The most appropriate joke here is "denial isn't just a river in Egypt, honey".
Says the guy who's denying that a game that lets you fuck bears is appealing to furries.
Again, at least with Juhani's case, her dialogue amounts to ''I care about you'' which can be taken either way. Telling a man to transform into a bear before fucking you cannot. The man even warns you that it's dangerous and he can't fully control it, yet the player can still choose to do it. How else can one interpret that scene?
You've gone from "games didn't have explicit scenes until BG3"
I didn't say that. What I said was that other RPGs were less explicit than BG3, which is correct. Mass Effect gives you a shot of a bare ass, ME2 and Witcher 1 pan out as the sex scene happens, KOTOR 1 and FNV black out the screen. Witcher 2 and 3, Cyberpunk, and Kingdom Come Deliverance are explicit, but that's not the norm. BG3 is more like the latter four than the other games.
, to "none of those scenes involved bears". When called out on moving the goalpost from point A to point B, you instead moved it to point C, "games didn't have explicit scenes until BG3, except for the Witcher series". When I called you out on that, you moved it from point C to point D, "those games came out after mass effect 1", which was never the goddamned argument.
I said that ME1's sex scene at the time of its release was rather unique. In 2007, most of the games that you stated that had explicit sex scenes did not exist yet.
Which doesn't mean the game was "clearly designed for" that.
The game designed that scene to appeal to furries, which is what I've been saying.
Just as how Mass Effect 1 designed the Asari to appeal to straight males who like sci-fi. Doesn't mean girls can't get into Mass Effect too, especially since the game has Kaidan, and later, Garrus, Thane, and Jacob, to get the girls wet, but that particular aspect of the game, that being the Asari's design, obviously appeals to straight men.
Leave. The fucking. Goalpost. Alone.
No. Because again, that is the point that people harp on. Again, it's not bad per se, but it is a point.
"DOA is a game clearly designed for people with a fetish for guys in metalic alien gimp suits", because one costume of one character is a guy in a metallic alien gimp suit. When by your own judgement, it's a game for men who like women with big anime titties.
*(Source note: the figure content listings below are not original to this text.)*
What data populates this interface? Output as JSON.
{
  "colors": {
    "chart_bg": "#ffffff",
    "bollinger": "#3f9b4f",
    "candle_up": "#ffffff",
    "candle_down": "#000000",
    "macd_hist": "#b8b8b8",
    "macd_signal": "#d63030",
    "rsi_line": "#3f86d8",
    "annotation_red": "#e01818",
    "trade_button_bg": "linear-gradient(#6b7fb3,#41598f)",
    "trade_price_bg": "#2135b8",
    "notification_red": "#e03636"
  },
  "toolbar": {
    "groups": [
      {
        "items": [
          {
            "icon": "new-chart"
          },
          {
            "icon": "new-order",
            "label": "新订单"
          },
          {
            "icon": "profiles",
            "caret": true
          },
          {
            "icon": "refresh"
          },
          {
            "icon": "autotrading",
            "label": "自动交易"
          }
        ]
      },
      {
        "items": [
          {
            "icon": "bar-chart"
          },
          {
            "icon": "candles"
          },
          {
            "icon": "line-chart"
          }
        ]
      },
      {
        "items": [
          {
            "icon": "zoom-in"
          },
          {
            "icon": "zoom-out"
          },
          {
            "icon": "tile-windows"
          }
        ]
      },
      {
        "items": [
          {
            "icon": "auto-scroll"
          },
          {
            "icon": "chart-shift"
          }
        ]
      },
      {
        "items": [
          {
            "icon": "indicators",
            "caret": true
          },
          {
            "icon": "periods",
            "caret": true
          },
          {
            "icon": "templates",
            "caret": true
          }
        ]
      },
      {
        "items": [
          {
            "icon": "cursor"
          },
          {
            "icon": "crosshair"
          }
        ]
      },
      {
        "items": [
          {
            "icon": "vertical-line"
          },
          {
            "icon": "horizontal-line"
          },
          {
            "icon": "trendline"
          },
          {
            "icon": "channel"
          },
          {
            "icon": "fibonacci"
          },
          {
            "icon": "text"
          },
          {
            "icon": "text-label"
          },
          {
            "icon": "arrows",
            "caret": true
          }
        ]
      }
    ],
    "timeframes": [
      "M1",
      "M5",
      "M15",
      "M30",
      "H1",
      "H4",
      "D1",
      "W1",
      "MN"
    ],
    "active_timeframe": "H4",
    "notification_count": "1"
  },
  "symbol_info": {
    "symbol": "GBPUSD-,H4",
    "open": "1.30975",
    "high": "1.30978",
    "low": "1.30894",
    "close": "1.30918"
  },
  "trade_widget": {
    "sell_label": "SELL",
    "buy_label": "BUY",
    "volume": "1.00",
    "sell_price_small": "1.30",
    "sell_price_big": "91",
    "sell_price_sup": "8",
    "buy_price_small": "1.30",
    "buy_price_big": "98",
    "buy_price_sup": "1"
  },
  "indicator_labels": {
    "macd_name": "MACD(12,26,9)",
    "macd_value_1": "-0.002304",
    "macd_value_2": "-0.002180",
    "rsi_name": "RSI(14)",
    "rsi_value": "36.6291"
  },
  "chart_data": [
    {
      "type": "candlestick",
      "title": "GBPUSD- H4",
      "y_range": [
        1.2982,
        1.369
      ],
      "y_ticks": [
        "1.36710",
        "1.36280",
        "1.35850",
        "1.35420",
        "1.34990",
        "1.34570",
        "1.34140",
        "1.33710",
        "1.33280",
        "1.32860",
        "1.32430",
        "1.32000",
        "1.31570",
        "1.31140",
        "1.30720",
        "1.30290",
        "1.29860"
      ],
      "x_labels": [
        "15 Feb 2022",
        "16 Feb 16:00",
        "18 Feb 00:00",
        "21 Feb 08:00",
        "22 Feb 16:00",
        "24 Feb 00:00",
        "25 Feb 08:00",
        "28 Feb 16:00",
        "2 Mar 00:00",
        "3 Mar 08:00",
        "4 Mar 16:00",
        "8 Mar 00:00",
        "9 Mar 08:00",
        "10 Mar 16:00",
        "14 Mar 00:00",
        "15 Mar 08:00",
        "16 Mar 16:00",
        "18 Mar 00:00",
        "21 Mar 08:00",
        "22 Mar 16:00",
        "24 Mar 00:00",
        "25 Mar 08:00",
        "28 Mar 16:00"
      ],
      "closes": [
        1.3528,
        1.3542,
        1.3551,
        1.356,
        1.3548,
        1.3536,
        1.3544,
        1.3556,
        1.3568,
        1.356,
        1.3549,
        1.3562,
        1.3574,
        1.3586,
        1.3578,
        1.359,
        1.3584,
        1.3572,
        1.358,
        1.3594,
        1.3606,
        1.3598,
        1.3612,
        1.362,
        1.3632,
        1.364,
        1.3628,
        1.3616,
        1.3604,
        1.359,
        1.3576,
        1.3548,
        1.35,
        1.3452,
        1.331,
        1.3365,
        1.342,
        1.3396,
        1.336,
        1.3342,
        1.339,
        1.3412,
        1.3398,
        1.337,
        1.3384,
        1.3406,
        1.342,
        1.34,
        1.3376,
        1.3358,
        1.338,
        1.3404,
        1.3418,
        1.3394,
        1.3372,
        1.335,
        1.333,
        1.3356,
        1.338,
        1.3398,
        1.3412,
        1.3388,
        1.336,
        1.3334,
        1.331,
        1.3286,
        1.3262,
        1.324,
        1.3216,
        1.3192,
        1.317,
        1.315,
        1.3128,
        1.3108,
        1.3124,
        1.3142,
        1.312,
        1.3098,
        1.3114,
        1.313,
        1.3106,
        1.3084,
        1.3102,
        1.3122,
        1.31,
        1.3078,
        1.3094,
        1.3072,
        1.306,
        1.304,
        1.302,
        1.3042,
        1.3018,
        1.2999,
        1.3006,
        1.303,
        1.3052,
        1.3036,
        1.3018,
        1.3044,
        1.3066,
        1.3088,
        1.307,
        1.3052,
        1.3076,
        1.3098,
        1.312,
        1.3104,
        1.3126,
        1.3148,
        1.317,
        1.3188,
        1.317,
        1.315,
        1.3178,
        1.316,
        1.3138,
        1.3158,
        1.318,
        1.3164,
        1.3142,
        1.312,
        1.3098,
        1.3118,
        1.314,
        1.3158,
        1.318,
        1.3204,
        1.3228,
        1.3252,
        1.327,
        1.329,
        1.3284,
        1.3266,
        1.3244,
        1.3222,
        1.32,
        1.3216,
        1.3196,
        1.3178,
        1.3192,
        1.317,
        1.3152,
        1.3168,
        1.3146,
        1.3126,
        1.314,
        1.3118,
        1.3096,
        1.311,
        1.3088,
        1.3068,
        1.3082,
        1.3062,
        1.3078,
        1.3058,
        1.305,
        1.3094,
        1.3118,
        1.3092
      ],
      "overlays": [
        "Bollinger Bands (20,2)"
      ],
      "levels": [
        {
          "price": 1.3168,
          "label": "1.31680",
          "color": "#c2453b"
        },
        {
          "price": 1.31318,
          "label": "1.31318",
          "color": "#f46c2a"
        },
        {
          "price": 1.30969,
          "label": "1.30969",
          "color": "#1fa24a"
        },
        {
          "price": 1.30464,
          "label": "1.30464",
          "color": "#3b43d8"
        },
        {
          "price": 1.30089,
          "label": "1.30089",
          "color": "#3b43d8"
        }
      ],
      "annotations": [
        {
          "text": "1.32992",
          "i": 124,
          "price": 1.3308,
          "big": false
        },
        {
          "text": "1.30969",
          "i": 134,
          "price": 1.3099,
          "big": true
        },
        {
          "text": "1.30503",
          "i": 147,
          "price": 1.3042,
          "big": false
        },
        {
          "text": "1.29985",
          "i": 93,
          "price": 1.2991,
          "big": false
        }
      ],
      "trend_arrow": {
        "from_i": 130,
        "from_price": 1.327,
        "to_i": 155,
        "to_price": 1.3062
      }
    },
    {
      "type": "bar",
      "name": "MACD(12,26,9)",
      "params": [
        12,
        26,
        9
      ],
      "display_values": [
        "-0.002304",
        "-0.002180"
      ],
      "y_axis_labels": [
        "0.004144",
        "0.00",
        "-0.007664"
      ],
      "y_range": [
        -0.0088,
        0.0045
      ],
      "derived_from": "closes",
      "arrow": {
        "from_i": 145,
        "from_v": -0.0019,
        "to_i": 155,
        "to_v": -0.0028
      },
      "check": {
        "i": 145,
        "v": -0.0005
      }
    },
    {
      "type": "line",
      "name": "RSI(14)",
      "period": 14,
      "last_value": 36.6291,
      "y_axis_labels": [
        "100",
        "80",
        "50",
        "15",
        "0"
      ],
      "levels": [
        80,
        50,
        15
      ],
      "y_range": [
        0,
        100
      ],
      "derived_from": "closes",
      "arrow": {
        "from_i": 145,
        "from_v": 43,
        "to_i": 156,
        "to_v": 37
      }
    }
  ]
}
I suppose that one small part of the game is designed for guys/gals with a fetish for dudes in metallic alien gimp suits. But most of the people who buy DOA for its aesthetics are men focusing on the girls with double-d mammaries. Which again, doesn't change the fact that the bear-fucking scene in BG3 was designed with furries in mind.
It was clearly played for humour and you would only get it if you explicitly seeked it out.
There was a choice of six 'relationship' scenes at the Camp celebration scene.
- Stargazing with the amnesiac but pretty goth priestess.
- Having a romantic magic lesson with the wizard.
- Having casual sex with the alien warrior woman.
- Dancing with the nice guy warlock.
- Having a long non-touch night with the barbarian who's literally on fire.
- Being bullshitted by the elf vampire.
You could keep the bear man human, but the live audience chose the wackiest option.
Yes, and in the same vein, you can choose to ignore the sex scenes in Mass Effect, particularly the ones with Liara, Ahsley, or the Consort in the Citadel. Doesn't mean they aren't there, and that they mostly appeal to men. Or lesbians, if you play as a female character then slog Liara.
After this long, autistic argument over what exactly was the first game where you could dip your character's dick in somebody else's hole (probably one of those Atari porn games), fact remains it's coomer bait.
My point exactly. I mean, you can totally ignore the famous sex scenes in Mass Effect and play Shepard as a completely celibate person, but that doesn't mean that the romance options aren't there.